Nearly 20 years have passed since Gupta and Bluhm investigated the regular use of petroleum-based barrier cream at each diaper change to prevent DD in high-risk children [35]. Their findings suggested that if the skin in the diaper area remained intact during cream application, using a petroleum-based cream was beneficial for preventing DD. However, more extensive controlled studies are needed due to the study’s limited sample size and the persistent issue of DD in this high-risk group. The inability to conduct a meta-analysis, even within the general newborn population, was due to differences in study design, resulting in narrowly focused conclusions. Similarly, a study from Spain found no significant advantage of petroleum jelly (Vaseline) in reducing the frequency or intensity of DD symptoms, challenging the widespread belief in its prophylactic role [25]. Further investigation is needed to determine the exact role of petroleum jelly in the treatment of DD.
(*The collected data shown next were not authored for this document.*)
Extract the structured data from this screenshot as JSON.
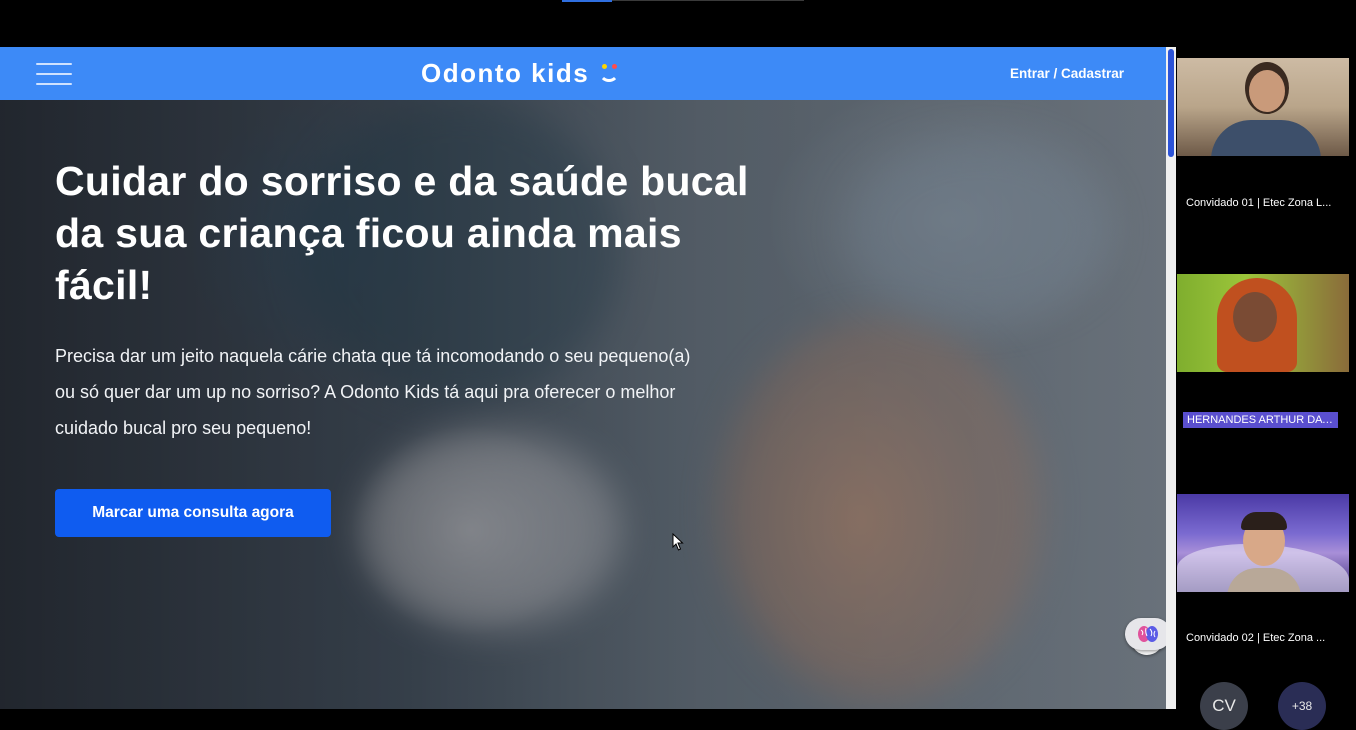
{
  "site": {
    "brand": "Odonto kids",
    "login_label": "Entrar / Cadastrar",
    "headline": "Cuidar do sorriso e da saúde bucal da sua criança ficou ainda mais fácil!",
    "subtext": "Precisa dar um jeito naquela cárie chata que tá incomodando o seu pequeno(a) ou só quer dar um up no sorriso? A Odonto Kids tá aqui pra oferecer o melhor cuidado bucal pro seu pequeno!",
    "cta_label": "Marcar uma consulta agora",
    "colors": {
      "header": "#3d8af7",
      "cta": "#0f5cf0"
    }
  },
  "participants": [
    {
      "name": "Convidado 01 | Etec Zona L...",
      "highlighted": false
    },
    {
      "name": "HERNANDES ARTHUR DA ...",
      "highlighted": true
    },
    {
      "name": "Convidado 02 | Etec Zona ...",
      "highlighted": false
    }
  ],
  "avatars": [
    {
      "initials": "CV"
    },
    {
      "label": "+38"
    }
  ],
  "icons": [
    "hamburger-menu-icon",
    "smile-logo-icon",
    "book-icon",
    "brain-icon",
    "mouse-cursor-icon"
  ]
}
Despite these findings, several limitations exist. The review may have overlooked crucial information from alternative study designs, such as cohort studies, as it primarily focused on RCTs, which are considered the gold standard of evidence. Moreover, the observed heterogeneity highlights the need for further investigation into the variables that influence the efficacy of barrier preparations. While the review identified potential benefits of ZnO and clotrimazole, the effectiveness of other barrier preparations, such as natural or organic alternatives, remains unknown. More research is necessary to determine the optimal application frequency and duration for various barrier preparations. The severity of DD may also impact the effectiveness of barrier preparations, and individual differences in skin type and potential allergies to the components of barrier treatments must be taken into account. Exploring how barrier preparations interact with regular diaper changes, hygiene practices, or other topical treatments may provide valuable insights.
Conclusions
This systematic review concluded that barrier preparations are effective in managing diaper dermatitis in infants. While the analysis indicated a moderate overall effect compared to placebo, there were notable variations across studies. Clotrimazole was identified as a promising barrier treatment for diaper dermatitis, particularly in suspected fungal infections. Although zinc oxide paste showed potential for treating diaper dermatitis, further research is needed to determine its optimal application. Petroleum jelly appeared to provide no significant benefits. Future investigations should include cost-effectiveness assessments and consider integrating barrier methods with other management strategies.